| The burden of democracy
On December 21, 2005, the Lok Sabha hastily passed the 104th Constitution Amendment Act 2005, introducing a new clause into Article 15 to allow for reservations for schedule castes and scheduled tribes as well as other backward classes in private unaided educational institutions. Barring the Bharatiya Janata Party, which walked out on the exemption of minority institutions to provide reservations, this amendment secured support from all other political parties. The president finally gave assent to the amendment on January 20, 2006 after the prime minister satisfied him on several queries that he had raised.
This amendment will significantly alter reservations in educational institutions in at least three ways. First, it applies to primary, secondary and tertiary education, whereas presently reservation is mostly confined to the tertiary sector. Secondly, it extends reservation to OBCs over and above the existing practice of reservation for SCs and STs. Finally, and most significantly, it provides for reservation in non-minority private institutions which were exempted from this obligation by the apex court earlier this year in the Inamdar case.
The Indian Supreme Court and high courts enjoy an exceptional power of judicial review of constitutional amendments under the basic structure doctrine, and there is little doubt that in the weeks to come the courts will contend with the argument that this constitutional amendment fails basic structure review. No doubt, many strong normative and policy arguments can be made against this amendment. This article, however, tries to assess the constitutional question by exploring how the courts should assess the reservation amendment's constitutional validity under the basic structure doctrine.
Initially set out in the Keshavananda case in 1973, basic structure review has evolved into an independent and distinct form of judicial review. The court in such cases examines whether the state action (here the reservation amendment), 'damages or destroys' the 'basic features' of the Constitution. I will explore two plausible arguments against the reservation amendment under basic structure review and conclude that both fail for different reasons.

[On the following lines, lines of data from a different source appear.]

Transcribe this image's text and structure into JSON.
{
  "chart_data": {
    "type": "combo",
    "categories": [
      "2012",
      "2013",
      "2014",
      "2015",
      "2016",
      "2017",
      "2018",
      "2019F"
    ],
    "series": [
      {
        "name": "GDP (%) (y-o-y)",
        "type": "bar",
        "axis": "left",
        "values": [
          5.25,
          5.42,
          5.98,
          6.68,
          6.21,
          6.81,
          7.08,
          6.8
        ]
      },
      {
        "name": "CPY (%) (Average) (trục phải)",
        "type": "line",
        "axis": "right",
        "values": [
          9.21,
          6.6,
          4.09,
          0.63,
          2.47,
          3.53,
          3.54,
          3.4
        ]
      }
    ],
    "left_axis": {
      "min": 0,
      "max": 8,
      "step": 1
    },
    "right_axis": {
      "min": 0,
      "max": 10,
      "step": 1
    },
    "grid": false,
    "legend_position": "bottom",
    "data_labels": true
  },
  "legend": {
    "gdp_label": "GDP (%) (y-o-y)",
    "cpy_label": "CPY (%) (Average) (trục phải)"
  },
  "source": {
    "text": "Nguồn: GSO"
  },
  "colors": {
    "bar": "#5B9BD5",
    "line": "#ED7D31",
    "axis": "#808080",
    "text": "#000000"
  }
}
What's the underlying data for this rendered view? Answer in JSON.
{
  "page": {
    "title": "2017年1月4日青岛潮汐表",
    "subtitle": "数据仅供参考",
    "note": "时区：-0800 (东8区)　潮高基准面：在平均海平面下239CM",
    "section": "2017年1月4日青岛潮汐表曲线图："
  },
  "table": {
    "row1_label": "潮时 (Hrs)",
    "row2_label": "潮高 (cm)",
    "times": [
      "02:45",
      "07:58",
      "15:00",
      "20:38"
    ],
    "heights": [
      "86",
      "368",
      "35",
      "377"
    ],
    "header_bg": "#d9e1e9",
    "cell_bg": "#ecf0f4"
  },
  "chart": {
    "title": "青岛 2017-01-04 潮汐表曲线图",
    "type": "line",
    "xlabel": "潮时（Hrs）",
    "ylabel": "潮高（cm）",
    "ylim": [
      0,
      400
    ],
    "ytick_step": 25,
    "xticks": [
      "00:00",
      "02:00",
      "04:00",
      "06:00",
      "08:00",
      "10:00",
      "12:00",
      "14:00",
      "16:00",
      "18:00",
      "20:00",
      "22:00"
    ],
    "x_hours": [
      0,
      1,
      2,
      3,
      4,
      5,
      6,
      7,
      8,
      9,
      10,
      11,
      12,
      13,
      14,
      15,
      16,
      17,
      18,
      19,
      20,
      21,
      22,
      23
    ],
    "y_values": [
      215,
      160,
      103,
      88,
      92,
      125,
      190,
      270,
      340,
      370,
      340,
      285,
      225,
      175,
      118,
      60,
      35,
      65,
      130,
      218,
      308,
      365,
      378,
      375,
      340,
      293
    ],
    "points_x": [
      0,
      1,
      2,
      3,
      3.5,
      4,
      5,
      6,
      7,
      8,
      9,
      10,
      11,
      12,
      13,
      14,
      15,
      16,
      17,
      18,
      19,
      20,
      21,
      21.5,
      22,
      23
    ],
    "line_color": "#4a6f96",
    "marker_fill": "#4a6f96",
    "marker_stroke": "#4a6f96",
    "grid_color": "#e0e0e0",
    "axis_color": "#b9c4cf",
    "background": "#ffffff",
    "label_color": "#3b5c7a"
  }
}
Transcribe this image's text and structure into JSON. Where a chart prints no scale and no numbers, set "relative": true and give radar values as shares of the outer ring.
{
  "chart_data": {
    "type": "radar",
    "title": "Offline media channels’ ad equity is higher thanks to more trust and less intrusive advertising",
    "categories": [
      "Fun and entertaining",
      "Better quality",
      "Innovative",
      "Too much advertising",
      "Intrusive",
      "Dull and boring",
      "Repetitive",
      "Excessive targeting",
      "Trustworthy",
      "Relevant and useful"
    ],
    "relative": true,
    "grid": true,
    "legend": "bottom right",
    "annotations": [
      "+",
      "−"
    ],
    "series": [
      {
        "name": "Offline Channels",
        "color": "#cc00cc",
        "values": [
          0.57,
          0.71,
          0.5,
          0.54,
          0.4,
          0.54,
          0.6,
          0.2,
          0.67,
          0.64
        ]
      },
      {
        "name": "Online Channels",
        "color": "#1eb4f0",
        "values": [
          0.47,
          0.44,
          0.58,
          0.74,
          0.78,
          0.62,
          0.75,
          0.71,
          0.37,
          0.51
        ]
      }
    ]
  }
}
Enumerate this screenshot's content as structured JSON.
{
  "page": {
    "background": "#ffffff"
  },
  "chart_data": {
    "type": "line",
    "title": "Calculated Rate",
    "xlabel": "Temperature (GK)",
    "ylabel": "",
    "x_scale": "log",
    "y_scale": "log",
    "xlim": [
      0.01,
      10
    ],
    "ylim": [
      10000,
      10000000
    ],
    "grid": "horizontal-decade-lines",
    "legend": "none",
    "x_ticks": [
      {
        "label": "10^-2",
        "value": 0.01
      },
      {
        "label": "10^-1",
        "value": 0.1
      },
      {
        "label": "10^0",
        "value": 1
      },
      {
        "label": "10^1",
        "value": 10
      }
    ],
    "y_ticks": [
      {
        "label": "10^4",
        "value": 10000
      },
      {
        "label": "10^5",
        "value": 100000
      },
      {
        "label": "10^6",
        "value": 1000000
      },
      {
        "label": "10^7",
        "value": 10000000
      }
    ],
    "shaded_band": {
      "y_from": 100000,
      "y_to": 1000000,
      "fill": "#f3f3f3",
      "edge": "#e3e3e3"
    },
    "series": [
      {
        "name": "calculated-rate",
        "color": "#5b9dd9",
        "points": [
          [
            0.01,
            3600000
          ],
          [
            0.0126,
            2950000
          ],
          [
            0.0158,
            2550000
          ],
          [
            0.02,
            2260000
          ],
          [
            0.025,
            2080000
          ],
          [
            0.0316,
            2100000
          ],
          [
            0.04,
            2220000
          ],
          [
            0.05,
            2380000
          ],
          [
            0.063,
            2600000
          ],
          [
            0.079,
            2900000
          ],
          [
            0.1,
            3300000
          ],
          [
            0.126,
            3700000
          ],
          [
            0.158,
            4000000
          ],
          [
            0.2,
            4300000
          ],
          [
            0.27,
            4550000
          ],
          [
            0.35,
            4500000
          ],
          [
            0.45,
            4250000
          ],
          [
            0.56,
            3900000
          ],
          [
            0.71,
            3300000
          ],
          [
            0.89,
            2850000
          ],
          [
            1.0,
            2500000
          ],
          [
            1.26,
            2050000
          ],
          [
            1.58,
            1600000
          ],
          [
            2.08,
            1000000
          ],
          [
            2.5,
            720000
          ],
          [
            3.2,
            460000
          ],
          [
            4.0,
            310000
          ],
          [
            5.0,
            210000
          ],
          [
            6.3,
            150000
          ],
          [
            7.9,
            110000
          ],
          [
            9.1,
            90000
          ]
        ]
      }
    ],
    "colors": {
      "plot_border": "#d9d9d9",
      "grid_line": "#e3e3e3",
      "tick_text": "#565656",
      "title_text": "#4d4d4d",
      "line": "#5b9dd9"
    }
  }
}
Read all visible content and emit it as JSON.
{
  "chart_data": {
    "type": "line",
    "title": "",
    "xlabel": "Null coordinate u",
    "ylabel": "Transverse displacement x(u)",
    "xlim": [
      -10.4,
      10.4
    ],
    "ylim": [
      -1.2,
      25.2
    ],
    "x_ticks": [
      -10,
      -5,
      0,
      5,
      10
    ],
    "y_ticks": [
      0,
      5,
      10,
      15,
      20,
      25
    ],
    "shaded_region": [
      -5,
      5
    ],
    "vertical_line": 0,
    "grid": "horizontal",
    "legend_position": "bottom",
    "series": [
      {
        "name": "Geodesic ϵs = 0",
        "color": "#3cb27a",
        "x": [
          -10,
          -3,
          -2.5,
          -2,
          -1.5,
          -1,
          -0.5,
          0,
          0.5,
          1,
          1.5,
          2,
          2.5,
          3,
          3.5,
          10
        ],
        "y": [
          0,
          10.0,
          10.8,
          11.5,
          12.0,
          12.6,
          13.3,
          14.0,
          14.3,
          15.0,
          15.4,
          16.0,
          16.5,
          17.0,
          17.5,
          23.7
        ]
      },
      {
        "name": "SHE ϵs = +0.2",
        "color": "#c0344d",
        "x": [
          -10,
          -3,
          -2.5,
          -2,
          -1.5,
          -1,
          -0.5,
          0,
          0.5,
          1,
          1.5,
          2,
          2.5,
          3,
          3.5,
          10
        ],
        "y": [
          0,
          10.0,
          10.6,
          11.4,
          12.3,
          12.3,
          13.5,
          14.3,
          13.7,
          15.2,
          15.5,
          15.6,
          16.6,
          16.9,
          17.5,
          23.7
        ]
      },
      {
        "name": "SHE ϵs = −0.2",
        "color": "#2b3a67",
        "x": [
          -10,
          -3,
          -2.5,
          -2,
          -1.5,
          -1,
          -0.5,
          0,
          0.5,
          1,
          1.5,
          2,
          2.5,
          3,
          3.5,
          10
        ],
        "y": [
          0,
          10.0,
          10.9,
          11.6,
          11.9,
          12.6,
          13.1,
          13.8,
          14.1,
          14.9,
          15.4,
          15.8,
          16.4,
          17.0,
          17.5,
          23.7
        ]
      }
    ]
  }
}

The first argument against the amendment is that it destroys the basic feature of equality. The apex court has reiterated in the recent Mandal commission case (1994) when dealing with reservation in public employment that 'equality' is a basic feature of the Constitution. The Mandal commission ruling is not clear about the precise limits to state action that equality as a basic feature entails. As basic structure review operates at a permissive 'damage or destroy' standard, petitioners will have to show that the reservation amendment eviscerates the concept of equality in the Constitution.
As the Constitution adopts a concept of equality which permits special provisions for SC/ST and OBCs as valid derogations from a symmetrical equal treatment principle, this is a difficult argument to sustain. Such a low standard of scrutiny in basic structure review may seem incongruous, but considering that this is an exceptional power of judicial review where the court safeguards abstract constitutional values, the court's deference to the legislature's mode of setting out the equality principle is more appropriate. So basic structure review on equality grounds may fail to satisfy the 'damage or destroy' standard.
The second argument against the reservation amendment is that it fails to respect the division between the state sector and private sector. This argument would have to persuade the court to recognize a new basic feature: namely, the separation of state action from private action. It is clearly open to the court to do so as basic features are an open catalogue which may be expanded or modified through the common law method proceeding on a case-by-case basis. The right to associate freely [Article 19(1)(c)], read with the right to carry on any occupation, trade or business, or to practice any profession [Article 19(1)(g)] suggest that citizens enjoy the freedom to conduct their life as they choose to. This liberty is best illustrated by contrasting it with the constitutional obligations of the state to act within the fetters cast upon it by the fundamental rights of citizens (Article 13). These provisions read together suggest that the state/private distinction is a basic feature of our constitutional design. However, our Constitution does not maintain this distinction throughout. It clearly prohibits the practice of untouchability between private persons (Article 17) and imposes several fundamental duties on citizens, including the duty to abide by the Constitution (Article 51A (a)). The court has on previous occasions, as with sexual harassment, held that individual citizens may be required to respect the constitutional rights of citizens.
On balance, the court will assess whether the state/private distinction stands with democracy, equality and secularism as an inviolable constitutional principle or whether it is an important but malleable principle. In the last fifty years, the Supreme Court has interpreted the state action doctrine to include, and exclude, a wider range of public and private authorities against whom administrative law standards and rights guarantees are enforced. The most charitable understanding of this body of law would conclude that this area is in flux. In these circumstances, the court could refrain from anointing the state/private distinction as a basic feature of the Constitution.
Affirmative action politics in India is obsessed with quotas. Political parties vie with each other to expand quotas to newer arenas for an ever-expanding category of beneficiaries. It may be shown that this policy neither advances the interests of its beneficiaries nor that of the nation. But bad policy is not always 'bad' legally. One would therefore not be wrong to conclude that the 104th Constitution Amendment Act 2005 should survive the Supreme Court's basic structure review and be declared constitutional.